What are 'user' and 'system' times measuring in R system.time(exp) output?

RTime

R Problem Overview


I am using system.time(expression) to measure execution time for an R function.

The output I get for the call

system.time(myfunction())

is:

    user  system elapsed   
  117.36    5.65  127.86

What does 'user' and 'system' measure?

R Solutions


Solution 1 - R

The clearest explanation I've ever read on the difference between user and system elapsed time was provided by William Dunlap on [R-help]:

> "User CPU time" gives the CPU time spent by the current process > (i.e., the current R session) and "system CPU time" gives the CPU > time spent by the kernel (the operating system) on behalf of the > current process. The operating system is used for things like > opening files, doing input or output, starting other processes, and > looking at the system clock: operations that involve resources that > many processes must share.

Although ?proc.time returns something similar, this description was a lot easier to understand for me.

Solution 2 - R

This is discussed in ?proc.time (system.time() returns an object of class "proc.time"):

Details:

     ‘proc.time’ returns five elements for backwards compatibility, but
     its ‘print’ method prints a named vector of length 3.  The first
     two entries are the total user and system CPU times of the current
     R process and any child processes on which it has waited, and the
     third entry is the ‘real’ elapsed time since the process was
     started.

....and

Value:

....

     The definition ofuserandsystem’ times is from your OS.
     Typically it is something like

     _The ‘user timeis the CPU time charged for the execution of user
     instructions of the calling process. The ‘system timeis the CPU
     time charged for execution by the system on behalf of the calling
     process._

Solution 3 - R

Here is some simple explanations:

Elapsed Time is the time charged to the CPU(s) for the expression.

User Time is the wall clock time. The time that you as a user experienced.
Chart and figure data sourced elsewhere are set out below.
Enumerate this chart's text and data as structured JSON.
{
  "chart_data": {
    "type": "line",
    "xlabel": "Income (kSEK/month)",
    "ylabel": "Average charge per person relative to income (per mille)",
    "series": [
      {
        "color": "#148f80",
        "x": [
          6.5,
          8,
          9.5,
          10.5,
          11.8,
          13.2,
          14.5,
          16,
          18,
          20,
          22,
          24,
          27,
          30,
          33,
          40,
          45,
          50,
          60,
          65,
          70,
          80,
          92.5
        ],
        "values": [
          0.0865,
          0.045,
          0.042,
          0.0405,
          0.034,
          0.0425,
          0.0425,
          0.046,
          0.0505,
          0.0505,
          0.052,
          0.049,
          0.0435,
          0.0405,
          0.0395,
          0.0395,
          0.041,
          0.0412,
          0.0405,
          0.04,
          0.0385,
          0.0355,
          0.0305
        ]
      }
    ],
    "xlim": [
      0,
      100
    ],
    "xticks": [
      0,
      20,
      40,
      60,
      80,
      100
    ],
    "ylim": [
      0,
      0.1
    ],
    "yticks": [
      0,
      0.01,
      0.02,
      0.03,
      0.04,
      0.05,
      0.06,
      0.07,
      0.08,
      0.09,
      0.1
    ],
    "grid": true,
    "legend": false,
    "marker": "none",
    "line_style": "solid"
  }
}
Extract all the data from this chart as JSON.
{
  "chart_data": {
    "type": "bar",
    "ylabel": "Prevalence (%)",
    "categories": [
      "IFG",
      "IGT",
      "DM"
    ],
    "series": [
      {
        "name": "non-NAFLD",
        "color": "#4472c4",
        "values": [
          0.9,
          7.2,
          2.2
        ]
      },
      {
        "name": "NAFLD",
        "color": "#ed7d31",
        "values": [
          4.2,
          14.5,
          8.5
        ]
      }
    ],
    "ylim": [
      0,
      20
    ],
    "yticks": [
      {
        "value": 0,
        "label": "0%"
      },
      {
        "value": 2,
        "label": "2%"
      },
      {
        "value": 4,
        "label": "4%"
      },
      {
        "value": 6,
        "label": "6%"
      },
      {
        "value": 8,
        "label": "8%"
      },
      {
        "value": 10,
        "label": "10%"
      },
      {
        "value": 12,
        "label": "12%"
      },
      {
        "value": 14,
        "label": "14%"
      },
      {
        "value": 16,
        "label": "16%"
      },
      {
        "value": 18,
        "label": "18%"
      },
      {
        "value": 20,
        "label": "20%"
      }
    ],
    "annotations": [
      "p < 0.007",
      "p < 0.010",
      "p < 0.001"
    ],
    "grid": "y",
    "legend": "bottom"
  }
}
Usually both times are relatively close. But they may vary in some other situations. For example:

  • If elapsed time > user time, this means that the CPU is waiting around for some other operations (may be external) to be done.

  • If elapsed time < user time, this means that your machine has multiple cores and is able to use them

Solution 4 - R

Since these are generic anyway, from Wikipedia:

> The term 'user CPU time' can be a bit > misleading at first. To be clear, the > total time (real CPU time) is the > combination of the amount of time the > CPU spends performing some action for > a program and the amount of time the > CPU spends performing system calls for > the kernel on the program's behalf. > When a program loops through an array, > it is accumulating user CPU time. > Conversely, when a program executes a > system call such as exec or fork, it > is accumulating system CPU time.

http://en.wikipedia.org/wiki/Time_(Unix)#User_Time_vs_System_Time

Solution 5 - R

Since those time variables are defined by your OS, you can retrieve information on how they are calculated by executing man time in your shell (on Unix):

> ...These statistics consist of (i) the elapsed real time between invocation and termination, (ii) the user CPU time (the sum of the tms_utime and tms_cutime values in a struct tms as returned by times(2)), and (iii) the system CPU time (the sum of the tms_stime and tms_cstime values in a struct tms as returned by times(2)).

The definition of the mentioned time variables can be found here:

> tms_utime User CPU time. > > tms_stime System CPU time. > > tms_cutime User CPU time of terminated child processes. > > tms_cstime System CPU time of terminated child processes.

A a clarification of the differences between user and system time is described in daroczig's answer and elsewhere on SO:

> The tms_utime element is the amount of time spent executing your code, or the code in the C library. The tms_stime element is the amount of time spent in the kernel executing code on your behalf.